SEWA Punjab celebrates Domestic Workers’ Day to highlight issues of concern for them and supporting their movement in the light of Covid-19 second year
“How are we different from other workers?” What about our rights?
THE VOICE OF CHANDIGARH NEWS
In the wake of the ongoing pandemic and amid a growing need to recognise the rights of domestic workers in the state (a majority of them being women), the Self Employed Women’s Association (SEWA) in Punjab, a grassroots organization working for the upliftment of informal sector women workers, is observing the International Domestic Workers’ Day on Wednesday, June 16. A large percentage of informal women workers are engaged in domestic work in India. While domestic workers are sought after, they are rarely treated as workers nor do they consider themselves as workers. Employers too have little or no awareness to consider that they have rights – regulated working hours, decent wages, weekly offs etc.
Giving a collective voice to the movement of domestic workers and in support of their rights and entitlements as “workers”, SEWA in Punjab which works to empower over 4000 women domestic workers hopes to raise awareness amongst employers / city dwellers about the issues faced by domestic workers , as well as advocating to the state government to improve their conditions which is long overdue.
Given this, the domestic worker members of SEWA Punjab will be raising their concerns and expressing their right to be heard, at a peaceful awareness rally held at DC Complex Mohali – taking all necessary Covid precations.

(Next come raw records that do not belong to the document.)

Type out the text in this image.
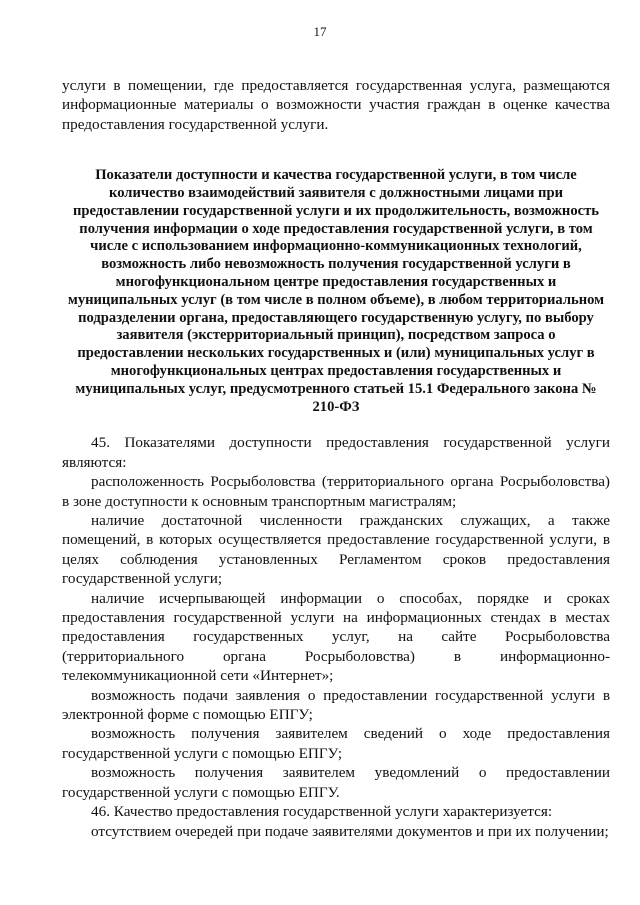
17

услуги в помещении, где предоставляется государственная услуга, размещаются информационные материалы о возможности участия граждан в оценке качества предоставления государственной услуги.

Показатели доступности и качества государственной услуги, в том числе количество взаимодействий заявителя с должностными лицами при предоставлении государственной услуги и их продолжительность, возможность получения информации о ходе предоставления государственной услуги, в том числе с использованием информационно-коммуникационных технологий, возможность либо невозможность получения государственной услуги в многофункциональном центре предоставления государственных и муниципальных услуг (в том числе в полном объеме), в любом территориальном подразделении органа, предоставляющего государственную услугу, по выбору заявителя (экстерриториальный принцип), посредством запроса о предоставлении нескольких государственных и (или) муниципальных услуг в многофункциональных центрах предоставления государственных и муниципальных услуг, предусмотренного статьей 15.1 Федерального закона № 210-ФЗ

45. Показателями доступности предоставления государственной услуги являются:

расположенность Росрыболовства (территориального органа Росрыболовства) в зоне доступности к основным транспортным магистралям;

наличие достаточной численности гражданских служащих, а также помещений, в которых осуществляется предоставление государственной услуги, в целях соблюдения установленных Регламентом сроков предоставления государственной услуги;

наличие исчерпывающей информации о способах, порядке и сроках предоставления государственной услуги на информационных стендах в местах предоставления государственных услуг, на сайте Росрыболовства (территориального органа Росрыболовства) в информационно-телекоммуникационной сети «Интернет»;

возможность подачи заявления о предоставлении государственной услуги в электронной форме с помощью ЕПГУ;

возможность получения заявителем сведений о ходе предоставления государственной услуги с помощью ЕПГУ;

возможность получения заявителем уведомлений о предоставлении государственной услуги с помощью ЕПГУ.

46. Качество предоставления государственной услуги характеризуется:

отсутствием очередей при подаче заявителями документов и при их получении;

SEWA Punjab member and health Agewan (community leader and volunteer) Deepa, from Gurunanak Colony, Mohali District, herself a domestic worker, has been leading the Covid relief efforts in her community. She says, “we have been appealing for our rights for many years but the government and our employers refuse to recognise our movement. There are hundreds and thousands of us engaged in domestic work but we do not have basic facilities or any health benefits. In this pandemic with majority of us losing our job, we received no support from the Govt. A large number of us are also single mothers so this is the only work that provides us with a livelihood. Yet, we have no protection as workers. Why? How are we different from other workers?
In 2011, the International Labour Organization ILO, passed a Convention called Decent Work for Domestic Workers – C 189. This convention clearly states that domestic workers are workers like all other workers and hence should have rights like all other workers…a weekly off, regulated working time, decent wages and social security. The government of India is signatory to this Convention but has not brought about any regulation within India. Several states in India had recognised Domestic workers as workers and also prescribed minimum wages. The government of Punjab has yet to do this.

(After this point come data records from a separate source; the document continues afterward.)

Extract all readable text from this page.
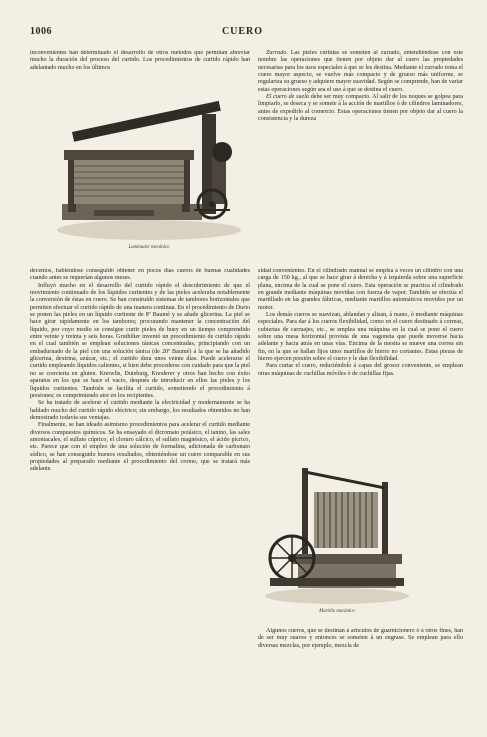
1006	CUERO

inconvenientes han determinado el desarrollo de otros métodos que permitan abreviar mucho la duración del proceso del curtido. Los procedimientos de curtido rápido han adelantado mucho en los últimos

Laminador mecánico

Zurrado. Las pieles curtidas se someten al zurrado, entendiéndose con este nombre las operaciones que tienen por objeto dar al cuero las propiedades necesarias para los usos especiales á que se les destina. Mediante el zurrado toma el cuero mayor aspecto, se vuelve más compacto y de grueso más uniforme, se regulariza su grueso y adquiere mayor suavidad. Según se comprende, han de variar estas operaciones según sea el uso á que se destina el cuero.

El cuero de suela debe ser muy compacto. Al salir de los noques se golpea para limpiarlo, se deseca y se somete á la acción de martillos ó de cilindros laminadores, antes de expedirlo al comercio. Estas operaciones tienen por objeto dar al cuero la consistencia y la dureza

decenios, habiéndose conseguido obtener en pocos días cueros de buenas cualidades cuando antes se requerían algunos meses.

Influyó mucho en el desarrollo del curtido rápido el descubrimiento de que el movimiento continuado de los líquidos curtientes y de las pieles aceleraba notablemente la conversión de éstas en cuero. Se han construído sistemas de tambores horizontales que permiten efectuar el curtido rápido de una manera continua. En el procedimiento de Durio se ponen las pieles en un líquido curtiente de 8º Baumé y se añade glicerina. La piel se hace girar rápidamente en los tambores; procurando mantener la concentración del líquido, por cuyo medio se consigue curtir pieles de buey en un tiempo comprendido entre veinte y treinta y seis horas. Gruthilter inventó un procedimiento de curtido rápido en el cual también se emplean soluciones tánicas concentradas, principiando con un embadurnado de la piel con una solución tánica (de 20º Baumé) á la que se ha añadido glicerina, dextrina, azúcar, etc.; el curtido dura unos veinte días. Puede acelerarse el curtido empleando líquidos calientes, si bien debe procederse con cuidado para que la piel no se convierta en gluten. Knowlis, Duieburg, Knoderer y otros han hecho con éxito aparatos en los que se hace el vacío, después de introducir en ellos las pieles y los líquidos curtientes. También se facilita el curtido, sometiendo el procedimiento á presiones; es comprimiendo aire en los recipientes.

Se ha tratado de acelerar el curtido mediante la electricidad y modernamente se ha hablado mucho del curtido rápido eléctrico; sin embargo, los resultados obtenidos no han demostrado todavía sus ventajas.

Finalmente, se han ideado asimismo procedimientos para acelerar el curtido mediante diversos compuestos químicos. Se ha ensayado el dicromato potásico, el tanino, las sales amoniacales, el sulfato cúprico, el cloruro cálcico, el sulfato magnésico, el ácido pícrico, etc. Parece que con el empleo de una solución de formalina, adicionada de carbonato sódico, se han conseguido buenos resultados, obteniéndose un cuero comparable en sus propiedades al preparado mediante el procedimiento del cromo, que se tratará más adelante.

sidad convenientes. En el cilindrado manual se emplea á veces un cilindro con una carga de 150 kg., al que se hace girar á derecha y á izquierda sobre una superficie plana, encima de la cual se pone el cuero. Esta operación se practica el cilindrado en grande mediante máquinas movidas con fuerza de vapor. También se efectúa el martillado en las grandes fábricas, mediante martillos automáticos movidos por un motor.

Los demás cueros se suavizan, ablandan y alisan, á mano, ó mediante máquinas especiales. Para dar á los cueros flexibilidad, como en el cuero destinado á correas, cubiertas de carruajes, etc., se emplea una máquina en la cual se pone el cuero sobre una mesa horizontal provista de una vagoneta que puede moverse hacia adelante y hacia atrás en unas vías. Encima de la mesita se mueve una correa sin fin, en la que se hallan fijos unos martillos de hierro no cortantes. Estas piezas de hierro ejercen presión sobre el cuero y le dan flexibilidad.

Para curtar el cuero, reduciéndolo á capas del grosor conveniente, se emplean otras máquinas de cuchillas móviles ó de cuchillas fijas.

Martillo mecánico

Algunos cueros, que se destinan á artículos de guarnicionero ó á otros fines, han de ser muy suaves y entonces se someten á un engrase. Se emplean para ello diversas mezclas, por ejemplo, mezcla de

With Covid-19 in its second year, the domestic workers have suffered badly as employers kept them at a distance for fear of the virus with majority losing their livelihoods. Unlike other workers like construction workers, no proactive measures are being taken to register domestic workers under any welfare board or provide social security particularly health and housing benefits to them.
While with good intention, the Punjab Government launched a portal for the online registration of domestic workers in order to extend the benefits of welfare schemes being run by the labour department, however this initiative closed down due to issues with registration process..
Also unlike West Bengal, Kerala and Haryana, the social security board for informal workers, although it exists in Punjab, has not been reinstated.